Conformal partition functions of critical percolation from \(D_3\) Thermodynamic Bethe Ansatz equations

Using the planar Temperley-Lieb algebra, critical bond percolation on the square lattice is incorporated as \({\cal LM}(2,3)\) in the family of Yang-Baxter integrable logarithmic minimal models \({\cal LM}(p,p')\). We consider this model in the presence of boundaries and with periodic boundary conditions. Inspired by Kuniba, Sakai and Suzuki, we rewrite the recently obtained infinite \(Y\)-system of functional equations. We obtain nonlinear integral equations in the form of a closed finite set of TBA equations described by a \(D_3\) Dynkin diagram. Following the methods of Kl\"umper and Pearce, we solve the TBA equations for the conformal finite-size corrections. For the ground states of the standard modules on the strip, these agree with the known central charge \(c=0\) and conformal weights \(\Delta_{1,s}\) for \(s\in {\Bbb Z_{\ge 1}}\) with \(\Delta_{r,s}= \big((3r-2s)^2-1\big)/24\). For the periodic case, the finite-size corrections agree with the conformal weights \(\Delta_{0,s}\), \(\Delta_{1,s}\) with \(s\in\frac12\Bbb Z_{\ge0}\).

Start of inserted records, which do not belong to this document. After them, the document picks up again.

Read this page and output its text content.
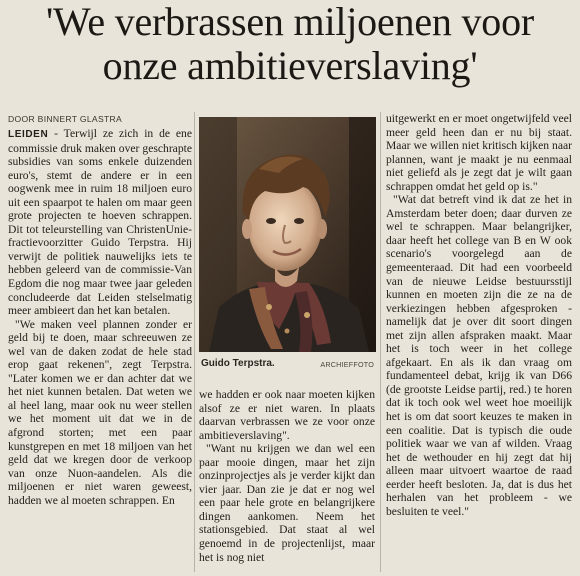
'We verbrassen miljoenen voor
onze ambitieverslaving'
DOOR BINNERT GLASTRA

LEIDEN - Terwijl ze zich in de ene commissie druk maken over geschrapte subsidies van soms enkele duizenden euro's, stemt de andere er in een oogwenk mee in ruim 18 miljoen euro uit een spaarpot te halen om maar geen grote projecten te hoeven schrappen. Dit tot teleurstelling van ChristenUnie-fractievoorzitter Guido Terpstra. Hij verwijt de politiek nauwelijks iets te hebben geleerd van de commissie-Van Egdom die nog maar twee jaar geleden concludeerde dat Leiden stelselmatig meer ambieert dan het kan betalen.

"We maken veel plannen zonder er geld bij te doen, maar schreeuwen ze wel van de daken zodat de hele stad erop gaat rekenen", zegt Terpstra. "Later komen we er dan achter dat we het niet kunnen betalen. Dat weten we al heel lang, maar ook nu weer stellen we het moment uit dat we in de afgrond storten; met een paar kunstgrepen en met 18 miljoen van het geld dat we kregen door de verkoop van onze Nuon-aandelen. Als die miljoenen er niet waren geweest, hadden we al moeten schrappen. En

Guido Terpstra.	ARCHIEFFOTO

we hadden er ook naar moeten kijken alsof ze er niet waren. In plaats daarvan verbrassen we ze voor onze ambitieverslaving".

"Want nu krijgen we dan wel een paar mooie dingen, maar het zijn onzinprojectjes als je verder kijkt dan vier jaar. Dan zie je dat er nog wel een paar hele grote en belangrijkere dingen aankomen. Neem het stationsgebied. Dat staat al wel genoemd in de projectenlijst, maar het is nog niet

uitgewerkt en er moet ongetwijfeld veel meer geld heen dan er nu bij staat. Maar we willen niet kritisch kijken naar plannen, want je maakt je nu eenmaal niet geliefd als je zegt dat je wilt gaan schrappen omdat het geld op is."

"Wat dat betreft vind ik dat ze het in Amsterdam beter doen; daar durven ze wel te schrappen. Maar belangrijker, daar heeft het college van B en W ook scenario's voorgelegd aan de gemeenteraad. Dit had een voorbeeld van de nieuwe Leidse bestuursstijl kunnen en moeten zijn die ze na de verkiezingen hebben afgesproken - namelijk dat je over dit soort dingen met zijn allen afspraken maakt. Maar het is toch weer in het college afgekaart. En als ik dan vraag om fundamenteel debat, krijg ik van D66 (de grootste Leidse partij, red.) te horen dat ik toch ook wel weet hoe moeilijk het is om dat soort keuzes te maken in een coalitie. Dat is typisch die oude politiek waar we van af wilden. Vraag het de wethouder en hij zegt dat hij alleen maar uitvoert waartoe de raad eerder heeft besloten. Ja, dat is dus het herhalen van het probleem - we besluiten te veel."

These are obtained analytically using Rogers dilogarithm identities. We incorporate all finite excitations by formulating empirical selection rules for the patterns of zeros of all the eigenvalues of the standard modules. We thus obtain the conformal partition functions on the cylinder and the modular invariant partition function (MIPF) on the torus. By applying \(q\)-binomial identities, it is shown that our finitized characters on the strip agree with those of Pearce, Rasmussen and Zuber. On the torus, the MIPF is a non-diagonal sesquilinear form in affine \(u(1)\) characters given by the \(u(1)\) partition function \(Z_{2,3}(q)=Z_{2,3}^{\rm{Circ}}(q)\). This is compatible with the general conjecture of Pearce and Rasmussen, namely \(Z_{p,p'}(q)=Z^{\rm{Proj}}_{p,p'}(q)+n_{p,p'}Z^{\rm{Min}}_{p,p'}(q)\) with \(n_{p,p'}\in {\Bbb Z}\), and the lattice derivation fixes \(n_{2,3}=-1\).